Schedule 10

Finance Bill – in a Public Bill Committee at 6:45 pm on 2nd June 2009.

Alert me about debates like this

Sale of lessor companies etc: reforms

Question proposed, That the schedule be the Tenth schedule to the Bill.

Photo of Mark Hoban Mark Hoban Shadow Minister (Treasury)

I return to what I was saying on schedule 10 and what the problem was—leasing companies that typically show a period of tax loss at the beginning of the lease. As tax deductions exceed the taxable rental income and this timing benefit reverses subsequent periods as the tax deductions reduce compared to the taxable rental income, selling the company to a loss-making group before the period of taxable profits begins enables the future, or deferred tax liability that would otherwise arise, to be avoided. The consequence was that the legislation was not sufficient to cover complex transactions involving leasing businesses by companies who are run in partnerships or consortiums. I understand that the provisions in schedule 10 now address some of those problems. That is confirmed by the Budget note:

“Changes will be made to ensure that companies carrying on a leasing business in partnership benefit from the full amount of relief due as a consequence of an increase in their interest in the business and to prevent a charge being calculated when a partnership is dissolved or ceases to carry on a leasing business. Where there is an intra-group transfer involving a lessor company owned by a consortium the measure similarly prevents the calculation of a charge.”

A number of issues have been raised on this. The initial representations suggest that the new rules proposed in schedule 10 would make it more difficult to sell a leasing business to a company with no UK tax capacity, such as an infrastructure fund or a European trader with no UK operations. Since the proposals in the Bill might impede parts of the leasing sector in this country, would it not be better to have some sort of tax avoidance motive test, rather than the proposals set out in schedule 10? That might help, encourage the leasing industry and avoid the suggestion that it would be difficult to sell some leasing companies to companies with no UK tax capacity.

Photo of Angela Eagle Angela Eagle The Exchequer Secretary, Member, Labour Party National Executive Committee 7:00 pm, 2nd June 2009

The schedule makes changes to schedule 10 of the Finance Act 2006. We have managed to align schedules—one schedule 10, in the Bill, is replacing another schedule 10, which is a kind of balance that is rarely achieved in Finance Bills, but makes things slightly confusing. New schedule 10 replaces old schedule 10 in the same lessor companies legislation.

The 2006 legislation addressed a long-standing pattern of avoidance involving the sale of a lessor company at a point when the business was about to become tax- profitable. It has provided valuable Exchequer protection since it came into effect in 2005; it has been a highly effective closure of a major tax loophole. However, the  leasing industry has drawn it to our attention that, in exceptional circumstances, the legislation may be affecting normal commercial transactions. Where the relief provided for under schedule 10 of the Finance Act 2006 cannot be used immediately, its value to the buying group is reduced potentially in feeding in normal commercially motivated transactions. Part of the difficulty is that a lot of the companies are run by banks, and banks are not exactly in profit at the moment. That is where some of the difficulty has arisen. I suspect that in 2006, when the arrangements were drawn up, the problems that banks are having now with their profitability were not anticipated. It is something that has come out of that circumstance. The schedule makes changes to preserve the value of the schedule 10 relief when not utilised immediately. At the moment the non-profitability of some of the companies that are buying or selling is an issue that has adversely affected activity in this particular market.

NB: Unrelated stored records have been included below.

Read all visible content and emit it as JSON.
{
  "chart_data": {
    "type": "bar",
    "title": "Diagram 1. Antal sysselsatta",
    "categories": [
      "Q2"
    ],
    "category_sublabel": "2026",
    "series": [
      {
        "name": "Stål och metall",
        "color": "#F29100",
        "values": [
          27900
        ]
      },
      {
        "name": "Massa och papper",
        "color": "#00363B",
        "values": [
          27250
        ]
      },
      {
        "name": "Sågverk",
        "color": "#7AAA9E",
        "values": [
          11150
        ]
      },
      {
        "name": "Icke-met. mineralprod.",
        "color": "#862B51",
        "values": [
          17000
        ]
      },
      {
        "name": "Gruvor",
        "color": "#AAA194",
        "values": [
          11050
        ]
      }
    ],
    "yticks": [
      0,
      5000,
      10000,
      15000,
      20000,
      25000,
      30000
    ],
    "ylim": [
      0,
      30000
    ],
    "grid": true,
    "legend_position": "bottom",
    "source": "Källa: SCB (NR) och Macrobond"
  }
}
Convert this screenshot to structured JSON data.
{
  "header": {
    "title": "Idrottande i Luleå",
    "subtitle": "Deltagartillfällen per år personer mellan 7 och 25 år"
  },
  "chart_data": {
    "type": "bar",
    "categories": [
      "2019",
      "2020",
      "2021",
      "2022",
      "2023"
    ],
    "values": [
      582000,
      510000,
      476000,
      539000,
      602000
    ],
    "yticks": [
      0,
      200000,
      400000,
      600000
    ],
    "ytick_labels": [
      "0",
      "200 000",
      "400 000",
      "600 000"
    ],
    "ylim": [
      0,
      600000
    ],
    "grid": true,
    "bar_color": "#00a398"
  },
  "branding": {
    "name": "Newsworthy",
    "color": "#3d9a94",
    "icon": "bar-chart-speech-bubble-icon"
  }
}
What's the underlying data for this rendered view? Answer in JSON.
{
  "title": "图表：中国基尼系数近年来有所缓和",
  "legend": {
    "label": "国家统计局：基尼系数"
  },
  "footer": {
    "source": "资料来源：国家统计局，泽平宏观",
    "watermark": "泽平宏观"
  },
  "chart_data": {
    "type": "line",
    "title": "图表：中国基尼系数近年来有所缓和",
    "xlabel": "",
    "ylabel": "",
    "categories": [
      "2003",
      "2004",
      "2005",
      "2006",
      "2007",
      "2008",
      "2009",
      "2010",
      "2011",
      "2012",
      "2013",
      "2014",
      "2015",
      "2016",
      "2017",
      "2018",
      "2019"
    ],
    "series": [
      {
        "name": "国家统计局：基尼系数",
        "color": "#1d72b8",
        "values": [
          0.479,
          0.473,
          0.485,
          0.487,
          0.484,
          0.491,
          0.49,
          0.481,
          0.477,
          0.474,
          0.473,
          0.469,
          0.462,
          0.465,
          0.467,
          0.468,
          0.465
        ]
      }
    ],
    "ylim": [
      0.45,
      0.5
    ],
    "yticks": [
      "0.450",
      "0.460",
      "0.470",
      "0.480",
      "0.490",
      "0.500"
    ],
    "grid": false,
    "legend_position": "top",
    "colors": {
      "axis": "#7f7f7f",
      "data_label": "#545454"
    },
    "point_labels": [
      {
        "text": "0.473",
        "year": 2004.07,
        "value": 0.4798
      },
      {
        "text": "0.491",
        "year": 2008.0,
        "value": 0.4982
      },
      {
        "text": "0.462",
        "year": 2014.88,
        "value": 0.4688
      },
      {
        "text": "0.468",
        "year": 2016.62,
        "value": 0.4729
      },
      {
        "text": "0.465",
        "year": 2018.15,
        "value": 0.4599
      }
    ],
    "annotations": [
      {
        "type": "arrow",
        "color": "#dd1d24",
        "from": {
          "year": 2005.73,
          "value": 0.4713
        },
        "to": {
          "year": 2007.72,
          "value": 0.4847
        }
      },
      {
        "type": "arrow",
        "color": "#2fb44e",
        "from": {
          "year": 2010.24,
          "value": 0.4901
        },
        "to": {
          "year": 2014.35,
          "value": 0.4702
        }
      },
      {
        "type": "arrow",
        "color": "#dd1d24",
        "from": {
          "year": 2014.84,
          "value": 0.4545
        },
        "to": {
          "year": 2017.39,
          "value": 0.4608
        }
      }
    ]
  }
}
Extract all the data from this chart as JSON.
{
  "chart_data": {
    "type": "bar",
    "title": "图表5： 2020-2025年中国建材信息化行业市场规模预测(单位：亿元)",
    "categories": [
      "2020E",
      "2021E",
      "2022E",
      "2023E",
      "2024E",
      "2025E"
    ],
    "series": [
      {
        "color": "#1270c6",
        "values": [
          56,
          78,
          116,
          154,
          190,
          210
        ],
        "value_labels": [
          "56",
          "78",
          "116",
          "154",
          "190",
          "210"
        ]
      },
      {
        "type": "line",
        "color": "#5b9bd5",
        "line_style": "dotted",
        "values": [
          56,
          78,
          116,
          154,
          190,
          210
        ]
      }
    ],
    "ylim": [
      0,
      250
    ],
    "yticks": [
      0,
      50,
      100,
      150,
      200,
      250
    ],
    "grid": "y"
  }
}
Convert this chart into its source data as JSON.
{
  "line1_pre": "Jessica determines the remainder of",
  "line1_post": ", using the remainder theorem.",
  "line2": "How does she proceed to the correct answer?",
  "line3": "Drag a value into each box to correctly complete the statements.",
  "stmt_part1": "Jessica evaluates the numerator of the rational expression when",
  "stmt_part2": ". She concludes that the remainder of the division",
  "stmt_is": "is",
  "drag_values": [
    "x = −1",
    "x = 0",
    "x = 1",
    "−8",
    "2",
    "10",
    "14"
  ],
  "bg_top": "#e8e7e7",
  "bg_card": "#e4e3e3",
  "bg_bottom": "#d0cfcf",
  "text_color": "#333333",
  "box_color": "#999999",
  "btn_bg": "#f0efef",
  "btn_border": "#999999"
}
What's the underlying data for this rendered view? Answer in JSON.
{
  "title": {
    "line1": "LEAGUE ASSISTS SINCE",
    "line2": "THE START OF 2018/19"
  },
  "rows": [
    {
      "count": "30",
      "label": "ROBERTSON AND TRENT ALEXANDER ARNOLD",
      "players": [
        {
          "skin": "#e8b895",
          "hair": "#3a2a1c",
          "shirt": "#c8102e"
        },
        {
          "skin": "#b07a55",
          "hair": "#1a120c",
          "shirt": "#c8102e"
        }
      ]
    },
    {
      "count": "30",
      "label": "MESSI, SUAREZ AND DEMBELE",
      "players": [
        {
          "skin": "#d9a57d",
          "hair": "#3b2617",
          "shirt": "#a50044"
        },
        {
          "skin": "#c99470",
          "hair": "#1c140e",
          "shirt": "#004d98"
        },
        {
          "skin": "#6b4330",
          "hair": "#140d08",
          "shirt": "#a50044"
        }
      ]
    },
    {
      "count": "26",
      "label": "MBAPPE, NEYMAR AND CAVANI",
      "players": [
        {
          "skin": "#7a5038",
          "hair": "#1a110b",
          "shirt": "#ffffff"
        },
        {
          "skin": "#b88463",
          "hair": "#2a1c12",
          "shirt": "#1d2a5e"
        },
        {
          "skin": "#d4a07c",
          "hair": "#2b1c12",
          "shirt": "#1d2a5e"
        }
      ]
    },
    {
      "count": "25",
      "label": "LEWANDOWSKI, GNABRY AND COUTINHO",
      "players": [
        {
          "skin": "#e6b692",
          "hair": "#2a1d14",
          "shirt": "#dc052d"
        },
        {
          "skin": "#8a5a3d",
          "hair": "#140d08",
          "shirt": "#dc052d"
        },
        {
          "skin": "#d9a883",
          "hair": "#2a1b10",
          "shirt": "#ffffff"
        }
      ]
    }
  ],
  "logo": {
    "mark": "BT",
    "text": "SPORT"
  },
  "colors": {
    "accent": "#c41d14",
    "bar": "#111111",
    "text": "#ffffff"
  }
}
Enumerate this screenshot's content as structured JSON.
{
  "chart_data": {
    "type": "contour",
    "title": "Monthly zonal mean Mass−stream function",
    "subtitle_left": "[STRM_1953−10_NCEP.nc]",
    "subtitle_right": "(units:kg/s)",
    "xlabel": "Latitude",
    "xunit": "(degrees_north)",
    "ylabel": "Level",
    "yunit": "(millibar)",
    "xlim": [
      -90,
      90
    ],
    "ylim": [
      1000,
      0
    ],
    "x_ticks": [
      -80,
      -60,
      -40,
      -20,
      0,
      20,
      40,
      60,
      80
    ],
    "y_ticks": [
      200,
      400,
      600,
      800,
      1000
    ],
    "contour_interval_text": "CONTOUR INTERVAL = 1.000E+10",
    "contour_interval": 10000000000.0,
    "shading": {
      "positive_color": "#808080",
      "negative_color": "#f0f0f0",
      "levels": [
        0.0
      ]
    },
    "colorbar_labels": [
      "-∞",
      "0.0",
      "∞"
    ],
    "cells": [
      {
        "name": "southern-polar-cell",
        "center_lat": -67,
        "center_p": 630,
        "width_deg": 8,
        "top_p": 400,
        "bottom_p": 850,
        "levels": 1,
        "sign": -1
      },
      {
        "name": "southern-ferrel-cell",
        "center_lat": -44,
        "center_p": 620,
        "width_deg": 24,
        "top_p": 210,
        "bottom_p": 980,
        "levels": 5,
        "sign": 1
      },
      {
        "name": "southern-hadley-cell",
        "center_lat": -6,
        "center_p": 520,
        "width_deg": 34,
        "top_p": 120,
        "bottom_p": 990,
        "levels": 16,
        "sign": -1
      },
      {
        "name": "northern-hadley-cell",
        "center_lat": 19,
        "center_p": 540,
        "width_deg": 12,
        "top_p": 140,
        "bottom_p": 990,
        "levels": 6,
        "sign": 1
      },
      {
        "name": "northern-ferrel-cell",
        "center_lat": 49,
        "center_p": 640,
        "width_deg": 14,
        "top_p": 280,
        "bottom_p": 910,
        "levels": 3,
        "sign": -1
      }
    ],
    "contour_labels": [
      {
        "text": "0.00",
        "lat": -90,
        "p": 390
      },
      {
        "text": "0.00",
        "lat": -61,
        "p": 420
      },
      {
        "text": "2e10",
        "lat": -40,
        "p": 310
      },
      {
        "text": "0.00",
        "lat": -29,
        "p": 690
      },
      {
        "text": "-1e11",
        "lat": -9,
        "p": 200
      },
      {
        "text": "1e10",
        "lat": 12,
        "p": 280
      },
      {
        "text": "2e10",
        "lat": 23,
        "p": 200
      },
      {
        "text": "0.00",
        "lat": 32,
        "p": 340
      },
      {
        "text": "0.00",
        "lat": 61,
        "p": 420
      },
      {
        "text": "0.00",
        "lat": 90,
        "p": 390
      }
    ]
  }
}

The schedule also removes anomalies affecting the treatment of leasing businesses carried on by companies in partnership and by companies owned by consortiums, ensuring that the legislation operates fairly in all circumstances. The hon. Gentleman recognised that in his remarks. Proposals for change to deal with the issue were presented in a discussion document published in July 2008. Draft legislation was published for comment with the Budget.

The hon. Gentleman raised the difficulties of selling to infrastructure funds. The Bill has no effect on the sale to infrastructure funds. The issue was known about last year. I can tell him that we are in discussions with the industry about how we can deal with the issue, so it is not dealt with in the Bill, but we are aware of it and are discussing it. I hope that he will acknowledge that the changes in schedule 10 work for the benefit of the industry in trying to maintain an important market through these difficult times. Clearly, we shall also apply such an approach to our review relating to the sale to infrastructure funds in order to give the assistance that is appropriate for that particular and important market. I hope that, with that reassurance, the Committee will agree to make schedule 10 part of the Bill.

Question put and agreed to.

Schedule 10 accordingly agreed to.

Ordered, That further consideration be now adjourned.—(Mr. Blizzard.)

Adjourned till Tuesday 9 June at half-past Ten o’clock.